Another important factor is social structure, i.e. better stratification in social classes induces development of democracy. The third precondition is external environment. As Huntington writes, “In large measure, the rise and decline on a global scale is a function of the rise and decline of the most powerful democratic states” (1984, p. 206). The statement explains that it is the influence of external forces such powerful global states, which force or influence the countries to have a democratic model. Most of Asian countries have democracy under the influence of United States and United Kingdom.
Cultural context has an equally important value as other factors since the political culture which acts as a detrimental element for democracy, stems out of the basic cultural context. All these factors cumulatively act as a pre-requisite for development of establishment and may act as a favorable and unfavorable element for this purpose.
Question 2: Assessment of Turkey by Huntington
His assessment of Turkey appears to be reasonably valid with relation to other historical evidence. Turkey had been under Sultanate rule for centuries. The political structure was mainly based on the native form of the Ottoman Empire which was later on abolished by Mustafa Kamal Pasha after World War I. Though Turkey did show inclination to the democratic model during this time period and try to opt for western democratic practices, however, due to centuries long political history, it kept on showing adherence to democratic as well as non-democratic political systems which, according to Huntington, are usual for “praetorian societies.”
He further explained how the presence of the independent and autonomous bourgeoisie class had an impact on the overall democracy development process in Italy. Huntington used the theoretical models of Marx and Moore to explain how the emergence of bourgeoisie, i.e. independent businessmen, acted as a cornerstone for democracy in Turkey (1984, p. 204). He also urged that Islam as a religion is not conducive to democracy, which is the reason why Turkey was able to embrace democracy only when Mustafa Kamal Pasha rejected the Islamic traditions and accepted secularity. Considering the prevailing examples of Muslim countries such as Kingdom of Saudi Arabia, Iraq and Pakistan, this argument appears to be valid.
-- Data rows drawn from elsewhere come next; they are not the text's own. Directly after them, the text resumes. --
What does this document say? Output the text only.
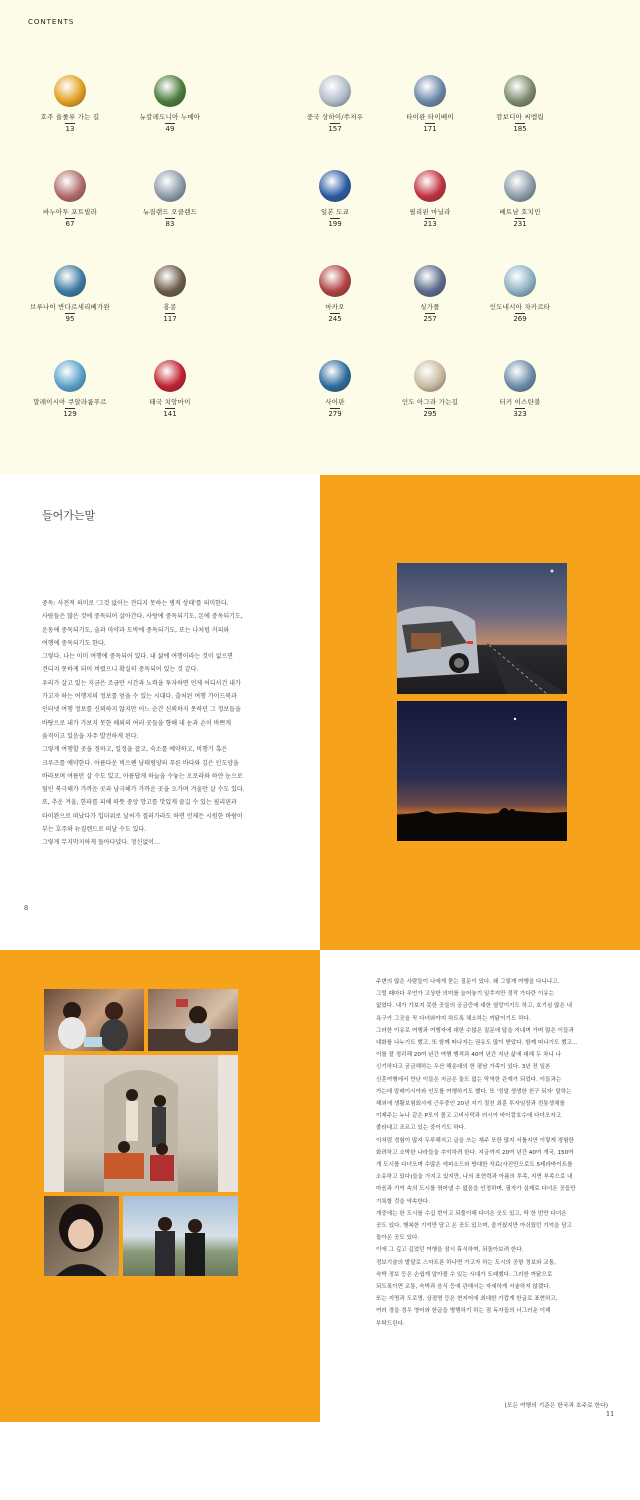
CONTENTS
호주 울룰루 가는 길
13
뉴칼레도니아 누메아
49
중국 상하이/쑤저우
157
타이완 타이베이
171
캄보디아 씨엠립
185
바누아투 포트빌라
67
뉴질랜드 오클랜드
83
일본 도쿄
199
필리핀 마닐라
213
베트남 호치민
231
브루나이 반다르세리베가완
95
홍콩
117
마카오
245
싱가폴
257
인도네시아 자카르타
269
말레이시아 쿠알라룸푸르
129
태국 치앙마이
141
사이판
279
인도 아그라 가는길
295
터키 이스탄불
323
들어가는말

중독: 사전적 의미로 '그것 없이는 견디지 못하는 병적 상태'를 의미한다.

사람들은 많은 것에 중독되어 살아간다. 사랑에 중독되기도, 돈에 중독되기도,

운동에 중독되기도, 술과 마약과 도박에 중독되기도, 또는 나처럼 커피와

여행에 중독되기도 한다.

그렇다. 나는 이미 여행에 중독되어 있다. 내 삶에 여행이라는 것이 없으면

견디지 못하게 되어 버렸으니 확실히 중독되어 있는 것 같다.

우리가 살고 있는 지금은 조금만 시간과 노력을 투자하면 언제 어디서건 내가

가고자 하는 여행지의 정보를 얻을 수 있는 시대다. 출처된 여행 가이드북과

인터넷 여행 정보를 신뢰하지 않지만 어느 순간 신뢰하지 못하던 그 정보들을

바탕으로 내가 가보지 못한 해외의 여러 곳들을 향해 내 눈과 손이 바쁘게

움직이고 있음을 자주 발견하게 된다.

그렇게 여행할 곳을 정하고, 일정을 잡고, 숙소를 예약하고, 비행기 혹은

크루즈를 예약한다. 아름다운 빅으펜 남태평양의 푸른 바다와 깊은 인도양을

바라보며 여름만 살 수도 있고, 아름답게 하늘을 수놓는 오로라와 하얀 눈으로

덮인 북극해가 가까운 곳과 남극해가 가까운 곳을 오가며 겨울만 살 수도 있다.

또, 추운 겨울, 한파를 피해 따뜻 중앙 망고를 맛있게 즐길 수 있는 필리핀과

타이완으로 떠났다가 입더위로 날씨가 절러가라도 하면 언제든 시원한 바람이

부는 호주와 뉴질랜드로 떠날 수도 있다.

그렇게 무지막지하게 돌아다녔다. 정신없이…

8

주변의 많은 사람들이 나에게 묻는 질문이 있다. 왜 그렇게 여행을 다니냐고.

그럴 때마다 무언가 고상한 의미를 늘어놓기 일쑤지만 정작 가다란 이유는

없었다. 내가 가보지 못한 곳들의 궁금증에 대한 열망이기도 하고, 호기심 많은 내

욕구가 그곳을 꼭 다녀와야지 하도록 채소하는 까닭이기도 하다.

그러한 이유로 여행과 여행자에 대한 수많은 질문에 답을 지내며 가며 많은 이들과

대화를 나누기도 했고, 또 함께 떠나자는 권유도 많이 받았다. 함께 떠나기도 했고…

이를 잘 정리해 20여 년간 여행 행적과 40여 년간 지난 삶에 대해 두 차니 나

신기하다고 궁금해하는 우산 해운대의 한 평남 가족이 있다. 3년 전 일본

신혼여행에서 만난 이들은 지금은 둘도 없는 막역한 관계가 되었다. 이들과는

가는데 말레이시아와 인도를 여행하기도 했다. 또 '정말 생생한 친구 되자' 말하는

해외에 생활보험회사에 근무중인 20년 지기 절친 최훈 투자임장과 전통생채를

이제주는 누나 같은 P모이 몰고 고비사막과 러시아 바이칼호수에 다녀오자고

졸라대고 조르고 있는 중이기도 하다.

이처럼 경험이 많지 두루해지고 글을 쓰는 재주 또한 많지 서툴지만 이렇게 경험한

화려하고 소박한 나라들을 추억하려 한다. 지금까지 20여 년간 40여 개국, 150여

개 도시를 다녀오며 수많은 에피소드와 방대한 자료(사진만으로도 5테라바이트를

소유하고 있다)들을 가지고 있지만, 나의 표현력과 아픔의 투족, 지면 부족으로 내

마음과 기억 속의 도시를 엮어낼 수 없음을 인정하며, 필자가 실제로 다녀온 곳들만

기록할 것을 약속한다.

개중에는 한 도시를 수십 번이고 되풀이해 다녀온 곳도 있고, 딱 한 번만 다녀온

곳도 있다. 행복한 기억만 담고 온 곳도 있으며, 즐거웠지만 아쉬웠던 기억을 담고

돌아온 곳도 있다.

이에 그 깊고 깊었던 여행을 잠시 휴식하며, 되돌아보려 한다.

정보기술의 발달로 스마트폰 하나면 가고자 하는 도시의 공항 정보와 교통,

숙박 정보 등은 손쉽게 알아볼 수 있는 시대가 도래했다. 그러한 까닭으로

되도록이면 교통, 숙박과 음식 등에 관해서는 자세하게 서술하지 않겠다.

또는 지명과 도로명, 상점명 등은 현지어에 최대한 가깝게 한글로 표현하고,

여러 경을 경우 영어와 한글을 병행하기 하는 점 독자들의 너그러운 이해

부탁드린다.

(모든 여행의 기준은 한국과 호주로 한다)
11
Question 3: Reuschemeyer’s Assessment of Democracy
According to Reuschemeyer, democracy and capitalism go hand in hand. He gave examples of various theories such as Marx’s to support his version of democracy and its relation to social classes. As per Reuschemeyer, the historical patterns have explained that emergence and development of democracy are mainly dependent on the social class structure which is a product of industrialization. This is precisely the reason why agrarian societies do not show complete democracy. According to the findings of his research, it is the middle class which supports the development of democracy whereas the upper and lower class oppose it for various reasons.
The middle class in the industrialist society had minimum exposure to hegemony and had a substantial interest in the development of democracy. Charismatic leaders acted as the main driving force for the working class in the era of industrialization. On the contrary, the upper class was an opponent of the democratization mainly because of the threats of cheap labor’s loss. Where bourgeoisie supported representative government and establishment of constitution, involvement of lower class was highly opposed. For the landed classes as well as the bourgeoisie, threat perception was important both at the time of the initial installation of democratic rule and for its later consolidation.
As far as lower class is concerned, this segment showed a varied behavior in terms of support for democratization. In small economies where independent farmer families were present, pro-democracy was visible; however, lower class in countries with large landholdings governed by feudal landlords, showed resistance to it mainly because of its inability to mobilize. Cumulative analysis would reveal that it was mainly the middle-class which supported the establishment of democracy during industrialization.
References
Huntington, S. P. (1984). Will more countries become democratic? Political Science Quarterly, 99(2), 193–218.